[Q] systematic error

What is systematic error? Can it be modeled statistically? Is it random? Is it fixed? Is it a bias? Is it …?
Astronomers sometimes call it measurement error. Statisticians, therefore, will dig in materials under the topic of measurement error. Don’t be fooled by the name. Statisticians’ measurement error generally corresponds to astronomers’ statistical error, not systematic error. This systematic error could be related to nuisance parameters, profile likelihoods, hierarchical Bayesian modeling, or a fixed bias (empirically known or other source provides its estimate – because of resourcing external information, it may be considered from a meta data analysis viewpoint) from a statistics perspective although astronomers have their sophisticatedly developed ways to treat this error. So far, unfortunately, there is no golden rule to include systematic error in the modeling process. Can you help me to get a better sense about the definition of systematic error with a statistical language? What would be your answer to the question at the top?

1. vlk:

btw, I don’t think it is correct to say that “Astronomers sometimes call it measurement error” — we don’t do that except by mistake. Measurement error invariably refers to the statistical uncertainty that attaches to the data. Systematic errors are attached to the calibration.

06-21-2008, 8:30 am
2. hlee:

I probably read too many astro-ph preprints. The phrase, systematic errors occurred too often in various places, not just in x-ray astronomy, which confuses me. The only error I know before reading astro-ph was so called statistical errors having stochastic nature that can be modeled. To distinguish non statistical errors, I think astronomers use the term systematic error or measurement error. My understanding of measurement errors is the additional columns adjacent to measurement columns in catalogs which often come from calibration, not from repeated measures nor from bayesian modeling.

06-24-2008, 6:56 pm
3. vlk:

addition columns adjacent to measurement columns in catalogs which often come from calibration, not from repeated measures nor from bayesian modeling

These numbers are invariably derived from data, and therefore represent some kind of model parameter. Errors on the model parameters are most definitely affected by both statistical (aka measurement) and systematic errors. People may sometimes misuse the term “measurement error” to include the errors that describe such parameter uncertainties, but by and large, I think astronomers are quite clear on what is measurement error: it is the uncertainty in the measurement, i.e., a measure of how well you know the data, and thus is entirely statistical in nature. A proper understanding of the data will of course require a knowledge of the systematic effects that may affect the model that is being used to match to the data.

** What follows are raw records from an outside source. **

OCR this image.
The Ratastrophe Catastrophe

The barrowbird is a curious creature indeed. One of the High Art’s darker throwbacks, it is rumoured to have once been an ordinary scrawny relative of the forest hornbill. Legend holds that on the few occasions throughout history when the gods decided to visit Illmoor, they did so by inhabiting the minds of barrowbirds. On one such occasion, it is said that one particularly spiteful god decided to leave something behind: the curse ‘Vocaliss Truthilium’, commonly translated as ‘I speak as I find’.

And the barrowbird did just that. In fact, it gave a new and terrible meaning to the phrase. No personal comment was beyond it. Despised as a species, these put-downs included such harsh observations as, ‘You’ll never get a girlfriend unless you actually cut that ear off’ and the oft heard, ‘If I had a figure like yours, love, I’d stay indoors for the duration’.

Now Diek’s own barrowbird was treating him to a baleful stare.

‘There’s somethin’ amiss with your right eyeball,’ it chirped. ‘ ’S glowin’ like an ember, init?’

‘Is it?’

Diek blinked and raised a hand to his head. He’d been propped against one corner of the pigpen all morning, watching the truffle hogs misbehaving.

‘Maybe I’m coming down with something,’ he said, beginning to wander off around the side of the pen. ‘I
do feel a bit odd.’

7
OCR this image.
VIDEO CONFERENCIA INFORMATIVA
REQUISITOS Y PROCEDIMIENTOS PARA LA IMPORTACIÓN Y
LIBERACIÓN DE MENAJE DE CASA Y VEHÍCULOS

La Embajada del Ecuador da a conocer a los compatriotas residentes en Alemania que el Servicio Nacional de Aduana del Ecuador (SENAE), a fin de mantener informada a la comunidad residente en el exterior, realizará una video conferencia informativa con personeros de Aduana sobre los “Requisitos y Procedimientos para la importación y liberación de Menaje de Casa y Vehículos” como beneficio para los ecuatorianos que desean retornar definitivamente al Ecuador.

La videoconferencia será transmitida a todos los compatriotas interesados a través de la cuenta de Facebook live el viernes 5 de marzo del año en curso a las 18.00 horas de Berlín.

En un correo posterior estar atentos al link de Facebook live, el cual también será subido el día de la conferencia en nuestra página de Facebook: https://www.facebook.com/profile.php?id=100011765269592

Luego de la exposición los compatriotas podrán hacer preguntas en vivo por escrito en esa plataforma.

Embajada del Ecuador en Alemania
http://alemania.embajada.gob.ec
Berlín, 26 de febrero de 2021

It may be that all the confusion in terminology is just a Bayesian vs Frequentist thing. When in doubt, think Bayesian!

07-01-2008, 2:05 pm
4. hlee:

Those errors, next to measurement columns should be treated with either hyperparameters in Bayesian or nuisance parameters in Frequentist but not the sigma in normal distribution presumed to explain statistical errors, unless those measurement errors in the catalog coincide with statistical uncertainty, such as stochastic deviation of observations with respect to the model. I checked books and papers on measurement errors and asked some friends who are specialized in measurement error models but was not able to get any example similar to the measurement error columns in the astronomical catalogs. Both systematic error and measurement error are very cross cultural things but statistically are not justified well.

Now I become curious how Bayesian handles heteroscedasticity? We know measurement errors are not homogeneous.

07-02-2008, 2:10 pm
5. hlee:

There is a page about systematic error in Wikipedia! It is put closer to bias than uncertainty; bias to be calibrated so that it can be removed. Someone has to add more.